You just celebrated your child’s first birthday and you can’t believe how much he has grown and learned over this one short year. All of your hopes and dreams for your child are on the horizon. Sometimes you just wish you knew what you have to do to help him become the success in life you know is his destiny.
A child’s ability to function well in society and at school is determined in large part during his first three to five years, well before most children ever start their educational career. Later learning, and academic achievement is closely tied to early childhood experiences that help develop the connections in their brains that lead to the ability to read, write, understand mathematical concepts, form close caring relationships, and reason.
There is no secret formula. There is no fancy program, no perfect prep school that will assure these results. There is a way to improve your child’s chances for both academic and life success and it all begins with you.
Give him time to play, time to explore, and time to wonder. Time to ask questions, no matter how repetitive and annoying is vital.

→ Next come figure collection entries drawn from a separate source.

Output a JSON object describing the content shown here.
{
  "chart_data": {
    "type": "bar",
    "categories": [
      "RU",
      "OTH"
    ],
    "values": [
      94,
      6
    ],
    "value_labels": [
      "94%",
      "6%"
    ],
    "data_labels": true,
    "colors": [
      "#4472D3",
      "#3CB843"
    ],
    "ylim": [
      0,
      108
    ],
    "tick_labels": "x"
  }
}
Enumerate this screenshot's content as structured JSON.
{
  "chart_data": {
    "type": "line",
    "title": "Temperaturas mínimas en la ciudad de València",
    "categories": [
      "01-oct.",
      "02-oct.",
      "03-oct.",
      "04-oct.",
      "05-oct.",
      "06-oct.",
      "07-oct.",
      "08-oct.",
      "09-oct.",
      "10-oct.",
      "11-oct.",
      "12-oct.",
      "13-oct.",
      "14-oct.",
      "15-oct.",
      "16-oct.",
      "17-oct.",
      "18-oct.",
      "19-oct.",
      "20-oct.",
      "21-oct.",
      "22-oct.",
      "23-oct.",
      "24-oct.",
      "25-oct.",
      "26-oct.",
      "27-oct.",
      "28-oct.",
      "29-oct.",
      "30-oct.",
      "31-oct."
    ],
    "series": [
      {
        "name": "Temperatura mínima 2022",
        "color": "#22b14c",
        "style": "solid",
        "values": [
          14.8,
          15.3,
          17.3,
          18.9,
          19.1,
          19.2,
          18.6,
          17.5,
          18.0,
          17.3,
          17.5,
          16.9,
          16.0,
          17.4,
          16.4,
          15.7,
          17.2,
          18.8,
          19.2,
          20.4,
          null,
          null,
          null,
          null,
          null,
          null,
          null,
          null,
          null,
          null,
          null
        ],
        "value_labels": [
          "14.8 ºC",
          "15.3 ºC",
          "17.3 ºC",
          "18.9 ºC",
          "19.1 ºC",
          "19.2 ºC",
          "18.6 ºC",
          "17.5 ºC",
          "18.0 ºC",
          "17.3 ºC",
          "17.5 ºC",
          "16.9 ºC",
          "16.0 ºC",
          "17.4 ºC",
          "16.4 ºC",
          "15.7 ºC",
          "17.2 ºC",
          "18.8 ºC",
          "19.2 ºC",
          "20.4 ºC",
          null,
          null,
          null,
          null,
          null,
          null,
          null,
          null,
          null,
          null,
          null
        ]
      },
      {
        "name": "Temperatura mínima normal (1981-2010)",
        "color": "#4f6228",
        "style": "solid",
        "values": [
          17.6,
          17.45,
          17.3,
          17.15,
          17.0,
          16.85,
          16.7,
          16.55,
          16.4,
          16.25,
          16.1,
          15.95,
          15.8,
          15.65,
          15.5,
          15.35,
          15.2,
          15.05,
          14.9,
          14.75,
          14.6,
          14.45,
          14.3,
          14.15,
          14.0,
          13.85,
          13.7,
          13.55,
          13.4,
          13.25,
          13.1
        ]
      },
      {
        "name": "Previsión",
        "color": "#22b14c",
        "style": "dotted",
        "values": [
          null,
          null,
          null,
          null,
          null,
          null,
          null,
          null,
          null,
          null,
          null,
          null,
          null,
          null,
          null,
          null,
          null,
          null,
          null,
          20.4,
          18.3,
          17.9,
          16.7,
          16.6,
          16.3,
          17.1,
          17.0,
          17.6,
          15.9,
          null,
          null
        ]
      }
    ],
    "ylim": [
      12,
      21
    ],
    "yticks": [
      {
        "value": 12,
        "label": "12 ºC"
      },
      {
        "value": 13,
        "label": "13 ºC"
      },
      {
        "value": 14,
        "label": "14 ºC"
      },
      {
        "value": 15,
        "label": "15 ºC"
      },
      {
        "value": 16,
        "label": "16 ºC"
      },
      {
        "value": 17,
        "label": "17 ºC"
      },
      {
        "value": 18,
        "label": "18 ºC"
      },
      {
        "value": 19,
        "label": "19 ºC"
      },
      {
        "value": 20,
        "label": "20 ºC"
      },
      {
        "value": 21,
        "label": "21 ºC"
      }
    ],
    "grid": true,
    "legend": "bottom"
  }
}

Give him a childhood. Teach him that everyday tasks are fun, for him they really are! Teach him to play.
Contrary to what many people think, children are not born knowing how to play. As in all things, your child learns to play from your example. Here are a few ideas for helping your child explore his world through play, and therefore increase the connections in his brain that lead to learning. Play is not “doing nothing”. Play is active and engaged learning.

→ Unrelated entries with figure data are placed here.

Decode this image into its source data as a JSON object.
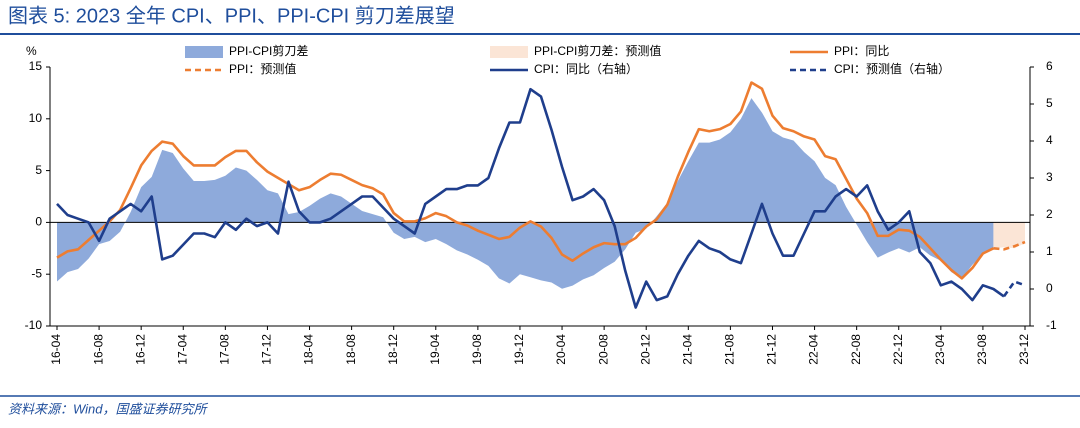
{
  "chart_data": {
    "type": "line",
    "title": "图表 5:  2023 全年 CPI、PPI、PPI-CPI 剪刀差展望",
    "source": "资料来源：Wind，国盛证券研究所",
    "y_label": "%",
    "categories": [
      "16-04",
      null,
      null,
      null,
      "16-08",
      null,
      null,
      null,
      "16-12",
      null,
      null,
      null,
      "17-04",
      null,
      null,
      null,
      "17-08",
      null,
      null,
      null,
      "17-12",
      null,
      null,
      null,
      "18-04",
      null,
      null,
      null,
      "18-08",
      null,
      null,
      null,
      "18-12",
      null,
      null,
      null,
      "19-04",
      null,
      null,
      null,
      "19-08",
      null,
      null,
      null,
      "19-12",
      null,
      null,
      null,
      "20-04",
      null,
      null,
      null,
      "20-08",
      null,
      null,
      null,
      "20-12",
      null,
      null,
      null,
      "21-04",
      null,
      null,
      null,
      "21-08",
      null,
      null,
      null,
      "21-12",
      null,
      null,
      null,
      "22-04",
      null,
      null,
      null,
      "22-08",
      null,
      null,
      null,
      "22-12",
      null,
      null,
      null,
      "23-04",
      null,
      null,
      null,
      "23-08",
      null,
      null,
      null,
      "23-12"
    ],
    "ylim": [
      -10,
      15
    ],
    "yticks": [
      -10,
      -5,
      0,
      5,
      10,
      15
    ],
    "y2lim": [
      -1,
      6
    ],
    "y2ticks": [
      -1,
      0,
      1,
      2,
      3,
      4,
      5,
      6
    ],
    "series": [
      {
        "name": "PPI-CPI剪刀差",
        "kind": "area",
        "color": "#8eaadb",
        "values": [
          -5.7,
          -4.8,
          -4.5,
          -3.5,
          -2.1,
          -1.8,
          -0.9,
          1.0,
          3.4,
          4.4,
          7.0,
          6.7,
          5.2,
          4.0,
          4.0,
          4.1,
          4.5,
          5.3,
          5.0,
          4.1,
          3.1,
          2.8,
          0.8,
          1.0,
          1.6,
          2.3,
          2.8,
          2.5,
          1.8,
          1.1,
          0.8,
          0.5,
          -1.0,
          -1.6,
          -1.4,
          -1.9,
          -1.6,
          -2.1,
          -2.7,
          -3.1,
          -3.6,
          -4.2,
          -5.4,
          -5.9,
          -5.0,
          -5.3,
          -5.6,
          -5.8,
          -6.4,
          -6.1,
          -5.5,
          -5.1,
          -4.4,
          -3.8,
          -2.6,
          -1.0,
          -0.6,
          0.6,
          1.9,
          4.0,
          5.9,
          7.7,
          7.7,
          8.0,
          8.7,
          10.0,
          12.0,
          10.6,
          8.8,
          8.2,
          7.9,
          6.8,
          5.9,
          4.3,
          3.6,
          1.5,
          -0.2,
          -1.9,
          -3.4,
          -2.9,
          -2.5,
          -2.9,
          -2.4,
          -3.2,
          -3.7,
          -4.8,
          -5.4,
          -4.1,
          -3.1,
          -2.5,
          null,
          null,
          null
        ]
      },
      {
        "name": "PPI-CPI剪刀差：预测值",
        "kind": "area",
        "color": "#fbe5d6",
        "values": [
          null,
          null,
          null,
          null,
          null,
          null,
          null,
          null,
          null,
          null,
          null,
          null,
          null,
          null,
          null,
          null,
          null,
          null,
          null,
          null,
          null,
          null,
          null,
          null,
          null,
          null,
          null,
          null,
          null,
          null,
          null,
          null,
          null,
          null,
          null,
          null,
          null,
          null,
          null,
          null,
          null,
          null,
          null,
          null,
          null,
          null,
          null,
          null,
          null,
          null,
          null,
          null,
          null,
          null,
          null,
          null,
          null,
          null,
          null,
          null,
          null,
          null,
          null,
          null,
          null,
          null,
          null,
          null,
          null,
          null,
          null,
          null,
          null,
          null,
          null,
          null,
          null,
          null,
          null,
          null,
          null,
          null,
          null,
          null,
          null,
          null,
          null,
          null,
          null,
          -2.5,
          -2.4,
          -2.5,
          -2.0
        ]
      },
      {
        "name": "PPI：同比",
        "kind": "line",
        "color": "#ed7d31",
        "values": [
          -3.4,
          -2.8,
          -2.6,
          -1.7,
          -0.8,
          0.1,
          1.2,
          3.3,
          5.5,
          6.9,
          7.8,
          7.6,
          6.4,
          5.5,
          5.5,
          5.5,
          6.3,
          6.9,
          6.9,
          5.8,
          4.9,
          4.3,
          3.7,
          3.1,
          3.4,
          4.1,
          4.7,
          4.6,
          4.1,
          3.6,
          3.3,
          2.7,
          0.9,
          0.1,
          0.1,
          0.4,
          0.9,
          0.6,
          0.0,
          -0.3,
          -0.8,
          -1.2,
          -1.6,
          -1.4,
          -0.5,
          0.1,
          -0.4,
          -1.5,
          -3.1,
          -3.7,
          -3.0,
          -2.4,
          -2.0,
          -2.1,
          -2.1,
          -1.5,
          -0.4,
          0.3,
          1.7,
          4.4,
          6.8,
          9.0,
          8.8,
          9.0,
          9.5,
          10.7,
          13.5,
          12.9,
          10.3,
          9.1,
          8.8,
          8.3,
          8.0,
          6.4,
          6.1,
          4.2,
          2.3,
          0.9,
          -1.3,
          -1.3,
          -0.7,
          -0.8,
          -1.4,
          -2.5,
          -3.6,
          -4.6,
          -5.4,
          -4.4,
          -3.0,
          -2.5,
          null,
          null,
          null
        ]
      },
      {
        "name": "PPI：预测值",
        "kind": "line",
        "dashed": true,
        "color": "#ed7d31",
        "values": [
          null,
          null,
          null,
          null,
          null,
          null,
          null,
          null,
          null,
          null,
          null,
          null,
          null,
          null,
          null,
          null,
          null,
          null,
          null,
          null,
          null,
          null,
          null,
          null,
          null,
          null,
          null,
          null,
          null,
          null,
          null,
          null,
          null,
          null,
          null,
          null,
          null,
          null,
          null,
          null,
          null,
          null,
          null,
          null,
          null,
          null,
          null,
          null,
          null,
          null,
          null,
          null,
          null,
          null,
          null,
          null,
          null,
          null,
          null,
          null,
          null,
          null,
          null,
          null,
          null,
          null,
          null,
          null,
          null,
          null,
          null,
          null,
          null,
          null,
          null,
          null,
          null,
          null,
          null,
          null,
          null,
          null,
          null,
          null,
          null,
          null,
          null,
          null,
          null,
          -2.5,
          -2.6,
          -2.3,
          -1.9
        ]
      },
      {
        "name": "CPI：同比（右轴）",
        "kind": "line",
        "axis": "y2",
        "color": "#1f3e8c",
        "values": [
          2.3,
          2.0,
          1.9,
          1.8,
          1.3,
          1.9,
          2.1,
          2.3,
          2.1,
          2.5,
          0.8,
          0.9,
          1.2,
          1.5,
          1.5,
          1.4,
          1.8,
          1.6,
          1.9,
          1.7,
          1.8,
          1.5,
          2.9,
          2.1,
          1.8,
          1.8,
          1.9,
          2.1,
          2.3,
          2.5,
          2.5,
          2.2,
          1.9,
          1.7,
          1.5,
          2.3,
          2.5,
          2.7,
          2.7,
          2.8,
          2.8,
          3.0,
          3.8,
          4.5,
          4.5,
          5.4,
          5.2,
          4.3,
          3.3,
          2.4,
          2.5,
          2.7,
          2.4,
          1.7,
          0.5,
          -0.5,
          0.2,
          -0.3,
          -0.2,
          0.4,
          0.9,
          1.3,
          1.1,
          1.0,
          0.8,
          0.7,
          1.5,
          2.3,
          1.5,
          0.9,
          0.9,
          1.5,
          2.1,
          2.1,
          2.5,
          2.7,
          2.5,
          2.8,
          2.1,
          1.6,
          1.8,
          2.1,
          1.0,
          0.7,
          0.1,
          0.2,
          0.0,
          -0.3,
          0.1,
          0.0,
          -0.2,
          null,
          null
        ]
      },
      {
        "name": "CPI：预测值（右轴）",
        "kind": "line",
        "axis": "y2",
        "dashed": true,
        "color": "#1f3e8c",
        "values": [
          null,
          null,
          null,
          null,
          null,
          null,
          null,
          null,
          null,
          null,
          null,
          null,
          null,
          null,
          null,
          null,
          null,
          null,
          null,
          null,
          null,
          null,
          null,
          null,
          null,
          null,
          null,
          null,
          null,
          null,
          null,
          null,
          null,
          null,
          null,
          null,
          null,
          null,
          null,
          null,
          null,
          null,
          null,
          null,
          null,
          null,
          null,
          null,
          null,
          null,
          null,
          null,
          null,
          null,
          null,
          null,
          null,
          null,
          null,
          null,
          null,
          null,
          null,
          null,
          null,
          null,
          null,
          null,
          null,
          null,
          null,
          null,
          null,
          null,
          null,
          null,
          null,
          null,
          null,
          null,
          null,
          null,
          null,
          null,
          null,
          null,
          null,
          null,
          null,
          null,
          -0.2,
          0.2,
          0.1
        ]
      }
    ]
  }
}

- Give him time to play freely, and allow non-directed time to entertain himself with his blocks and toys while you attend to your own tasks around the home or yard.. Be there to assist if needed, but let him direct his play. Your job is to provide the materials for him to create his play. These can be as simple as sand, water, and bucket.
- Ask questions, rather than give answers. If she is building a tower with her blocks ask, ” How high can you build it?” or “Who lives in this tower?” Help her to think of alternatives and ideas this way. “How can you keep the tower from falling?” She wants to construct her own answers, solve her own problems. She just needs gentle nudges through questioning, to do so.

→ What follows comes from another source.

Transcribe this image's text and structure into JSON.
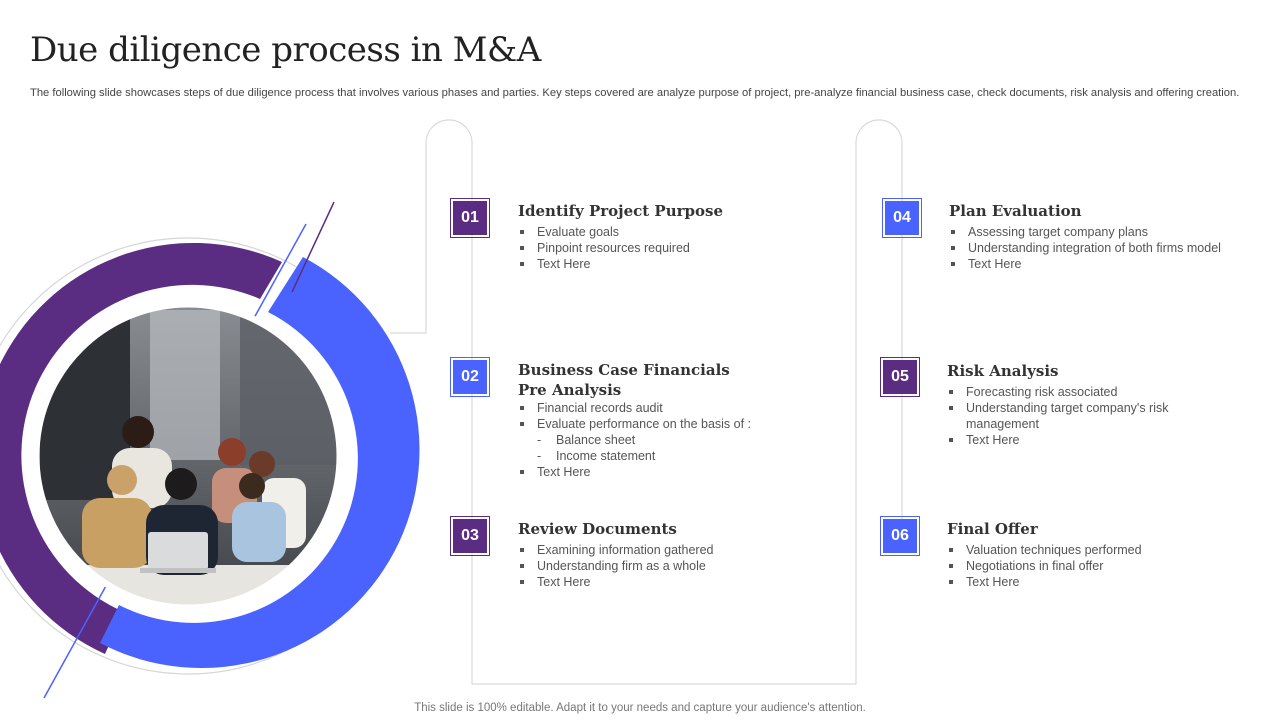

- Let him help with household tasks, such as sorting socks. Lead him by asking, “Can you find all of the black socks?” Or, “Which ones are little and which ones are big?” Or, “Do these match?”
- Get messy. Yes, mud puddles are fascinating! The mud washes off of her and her clothes, so have fun with it. Mud can be paint on the patio floor. It can be body paint to make you look like a warrior. Mud can be used to bake cakes and pies in small tins and bowls to serve to the frogs in the garden. Mudpies are especially good when decorated with flowers, stones, and sticks.
- Use big words. Children are very adept at learning vocabulary, and the more words they know the better readers they will become! If you think your child may not know a word you use, explain it. “Leanne had a tonsillectomy yesterday. That’s why she can’t play just now. A tonsillectomy is when the doctor makes her feel better by taking out something in her throat that has been making her sick and hurting her.”
- Use prepositions with your child from the beginning. Understanding words like over, under, through, on, beside and near, helps your child understand their world. Using total physical response (TPR) with these words helps your child understand. For instance, say to your crawling ten-month-old, “Get the ball from under the table.” while pointing under the table. She will quickly begin to understand what ‘under’ means. Kindergarten teachers often report that too many children enter formal schooling with no understanding of these important words.
- Read. Read books at night, during the day, when she comes up to you with one in her hand. Use books that she can touch, feel, and yes, sometimes even chew on! Rotate books so they don’t become boring. And be prepared to read the same book over, and over, and over, again. Even this repetitiveness serves to help your child’s brain grow and develop. Children who have a rich history with books become better readers.
- Provide new experiences. Go to the zoo and name all the animals. Take a walk and name the trees. Make snow angels. Look up a recipe for home-made dough and make your own play-dough together. Each new experience causes more connections to form in the brain. In effect, your child is becoming smarter! As with all things, balance new experiences with other more routine and favorite experiences.
- Spend time outdoors. Let your child become familiar with this beautiful world. Listen for birds together. Point out insects you see scurrying around. Lie in the grass and look at the clouds. Teach your child that it’s okay to just enjoy the world. We don’t have to be busy every second we are awake. This time spent soaking up nature is revitalizing and makes us more creative.
“Children’s work is play.” Maria Montessori summed this up perfectly over a hundred years ago. Today, neuroscientists have proven she was right. Make the most of your child’s early years. Give him the gift of play.